There is a familiarity that you cannot help but encounter when you glance upon a painting by Isca Greenfield-Sanders; a thinly veiled memory that diffuses each work, drawing you toward a recognised place or moment, just outside of reach. Where to locate this memory is a question that gently hovers, as you ponder how the artist has crafted these exquisite images.
It is in the hues and dominant spectrums of Kodachrome colour that our first clue to the origin of each image lightly surfaces; evidencing the profound and joyous influence that amateur photography has impressed on the artist’s life’s work. It is not a coincidence that Isca Greenfield-Sanders’ first Australian exhibition is showing at a contemporary photographic gallery. In fact, her entire painting practice is wedded to the light based medium.
Isca Greenfield-Sanders commences each new exhibition by consulting her archive of collected negatives and slides, mostly dated from the 1950’s and 60’s. Acquired from markets and auction lots, these once-forgotten relics are photographic accounts of middle-class America, captured by unknown photographers who occasionally struggled to operate their cameras. While firmly concerned with the nostalgic agency attached to analogue photography, Greenfield-Sanders’ work is directed solely through a painterly lens.
The aesthetics of amateur photography has, over decades, informed and underpinned the visuals of Greenfield-Sanders’ painting work, which occurs in cross-disciplinary stages in the artists New York studio. Beginning with a digital collage framework of multiple found photographs, images are delicately rendered in watercolour and colour pencil. This process sees a once distant and anonymous photographic moment receive a contemporary revival, brought into current discussion through dozens of hours of highly skilled painting work.

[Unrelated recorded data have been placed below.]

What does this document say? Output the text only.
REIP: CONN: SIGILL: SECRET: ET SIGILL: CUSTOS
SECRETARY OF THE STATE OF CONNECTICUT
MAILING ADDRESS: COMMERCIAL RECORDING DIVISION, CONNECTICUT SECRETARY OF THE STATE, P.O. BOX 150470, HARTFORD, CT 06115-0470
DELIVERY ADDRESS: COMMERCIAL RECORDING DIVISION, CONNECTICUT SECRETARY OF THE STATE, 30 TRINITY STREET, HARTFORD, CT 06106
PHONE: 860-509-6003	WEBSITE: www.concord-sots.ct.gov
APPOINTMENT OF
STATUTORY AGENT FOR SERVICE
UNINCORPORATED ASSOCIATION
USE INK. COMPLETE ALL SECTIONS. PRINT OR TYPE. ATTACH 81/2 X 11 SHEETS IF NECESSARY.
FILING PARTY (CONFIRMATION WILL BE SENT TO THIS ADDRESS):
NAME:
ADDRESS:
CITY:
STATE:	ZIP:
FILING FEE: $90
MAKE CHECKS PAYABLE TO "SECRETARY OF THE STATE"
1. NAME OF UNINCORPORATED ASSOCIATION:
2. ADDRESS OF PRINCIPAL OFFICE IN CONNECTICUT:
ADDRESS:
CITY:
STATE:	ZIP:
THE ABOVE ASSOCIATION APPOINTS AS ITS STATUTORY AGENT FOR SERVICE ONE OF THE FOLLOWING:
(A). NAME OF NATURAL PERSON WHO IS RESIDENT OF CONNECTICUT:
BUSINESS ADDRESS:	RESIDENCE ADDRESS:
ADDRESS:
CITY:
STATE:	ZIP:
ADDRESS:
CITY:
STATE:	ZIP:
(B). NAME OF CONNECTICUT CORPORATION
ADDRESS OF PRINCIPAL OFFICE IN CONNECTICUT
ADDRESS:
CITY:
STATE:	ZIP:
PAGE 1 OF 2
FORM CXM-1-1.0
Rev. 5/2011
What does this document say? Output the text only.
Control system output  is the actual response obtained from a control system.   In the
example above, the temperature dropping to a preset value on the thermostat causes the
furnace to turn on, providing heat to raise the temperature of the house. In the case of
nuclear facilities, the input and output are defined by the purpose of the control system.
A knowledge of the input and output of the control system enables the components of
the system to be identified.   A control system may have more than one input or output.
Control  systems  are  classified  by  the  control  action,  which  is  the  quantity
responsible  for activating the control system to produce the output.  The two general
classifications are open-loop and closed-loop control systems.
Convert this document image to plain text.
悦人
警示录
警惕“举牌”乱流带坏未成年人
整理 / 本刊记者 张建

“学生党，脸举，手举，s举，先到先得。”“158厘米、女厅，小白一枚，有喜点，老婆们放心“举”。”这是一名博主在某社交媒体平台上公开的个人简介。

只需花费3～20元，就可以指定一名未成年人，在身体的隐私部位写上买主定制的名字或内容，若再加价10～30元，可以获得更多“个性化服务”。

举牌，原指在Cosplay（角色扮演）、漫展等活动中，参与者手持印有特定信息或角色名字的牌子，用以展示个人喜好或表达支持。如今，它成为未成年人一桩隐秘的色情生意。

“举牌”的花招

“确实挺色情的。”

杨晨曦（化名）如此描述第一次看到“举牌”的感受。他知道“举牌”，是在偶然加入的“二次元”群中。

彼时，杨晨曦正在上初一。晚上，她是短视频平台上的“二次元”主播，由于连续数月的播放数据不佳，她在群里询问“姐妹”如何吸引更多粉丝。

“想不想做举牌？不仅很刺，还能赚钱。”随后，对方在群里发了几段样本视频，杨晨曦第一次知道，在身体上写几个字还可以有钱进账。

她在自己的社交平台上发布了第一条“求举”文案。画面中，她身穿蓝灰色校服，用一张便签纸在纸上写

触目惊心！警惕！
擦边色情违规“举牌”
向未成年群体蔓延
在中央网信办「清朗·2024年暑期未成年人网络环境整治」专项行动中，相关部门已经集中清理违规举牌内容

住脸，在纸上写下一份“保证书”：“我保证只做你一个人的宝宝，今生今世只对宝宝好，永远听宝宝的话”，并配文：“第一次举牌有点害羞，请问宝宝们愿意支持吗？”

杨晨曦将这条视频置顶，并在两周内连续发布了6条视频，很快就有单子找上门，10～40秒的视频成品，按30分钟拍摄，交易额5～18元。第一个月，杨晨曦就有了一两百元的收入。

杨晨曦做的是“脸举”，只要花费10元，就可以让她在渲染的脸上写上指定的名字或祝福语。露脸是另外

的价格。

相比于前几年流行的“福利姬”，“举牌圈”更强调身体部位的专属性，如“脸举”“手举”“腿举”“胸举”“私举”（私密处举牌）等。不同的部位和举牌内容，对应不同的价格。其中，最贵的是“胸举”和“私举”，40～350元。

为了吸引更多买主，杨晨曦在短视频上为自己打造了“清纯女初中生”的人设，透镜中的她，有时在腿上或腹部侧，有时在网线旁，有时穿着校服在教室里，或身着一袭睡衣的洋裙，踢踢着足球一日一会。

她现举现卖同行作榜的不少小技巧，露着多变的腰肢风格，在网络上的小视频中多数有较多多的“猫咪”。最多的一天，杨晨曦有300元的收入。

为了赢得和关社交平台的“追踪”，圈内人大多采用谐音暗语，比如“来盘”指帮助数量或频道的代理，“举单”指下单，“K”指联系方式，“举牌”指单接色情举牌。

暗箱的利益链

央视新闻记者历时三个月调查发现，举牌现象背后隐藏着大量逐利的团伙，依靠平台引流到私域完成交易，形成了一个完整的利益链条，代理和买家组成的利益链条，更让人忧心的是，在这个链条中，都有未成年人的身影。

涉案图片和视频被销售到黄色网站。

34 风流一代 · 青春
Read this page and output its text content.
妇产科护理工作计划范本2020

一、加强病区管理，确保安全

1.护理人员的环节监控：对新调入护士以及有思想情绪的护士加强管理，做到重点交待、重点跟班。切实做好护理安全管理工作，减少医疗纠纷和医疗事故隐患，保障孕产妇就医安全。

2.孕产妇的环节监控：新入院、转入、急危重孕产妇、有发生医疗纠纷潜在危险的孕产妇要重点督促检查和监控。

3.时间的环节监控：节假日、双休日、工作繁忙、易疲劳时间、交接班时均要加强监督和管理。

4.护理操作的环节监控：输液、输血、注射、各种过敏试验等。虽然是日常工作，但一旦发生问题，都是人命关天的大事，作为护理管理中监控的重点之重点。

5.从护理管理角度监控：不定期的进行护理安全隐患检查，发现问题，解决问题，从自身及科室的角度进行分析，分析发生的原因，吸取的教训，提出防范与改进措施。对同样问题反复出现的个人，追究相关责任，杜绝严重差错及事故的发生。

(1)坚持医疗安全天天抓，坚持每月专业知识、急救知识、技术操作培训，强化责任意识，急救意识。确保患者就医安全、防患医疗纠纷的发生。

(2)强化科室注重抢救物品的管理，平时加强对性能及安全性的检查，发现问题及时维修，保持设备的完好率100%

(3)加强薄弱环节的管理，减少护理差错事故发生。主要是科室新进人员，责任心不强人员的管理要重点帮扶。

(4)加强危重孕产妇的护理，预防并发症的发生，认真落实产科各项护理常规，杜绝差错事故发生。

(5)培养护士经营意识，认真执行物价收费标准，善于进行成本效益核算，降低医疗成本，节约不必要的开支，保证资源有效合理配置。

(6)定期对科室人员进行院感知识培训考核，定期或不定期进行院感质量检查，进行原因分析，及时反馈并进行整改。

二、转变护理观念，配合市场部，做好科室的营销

The artist’s large scale oil paintings on canvas (held in distinguished public collections such as the Solomon R. Guggenheim Museum, NY, Brooklyn Museum, NY, Victoria and Albert Museum, UK) are directly informed by their parent watercolour studies, and are the final stage in a series of protracted studio processes. The binding element that threads this three-stage process- found, domestic photography- is by this stage diffused by a filter of three artistic mediums, drawing wonderful parallels to the rogue memories petitioned by these striking works of art.
Ocean Eyes of Blue was Isca Greenfield-Sanders’ first Australian exhibition. The artist lives and works in New York.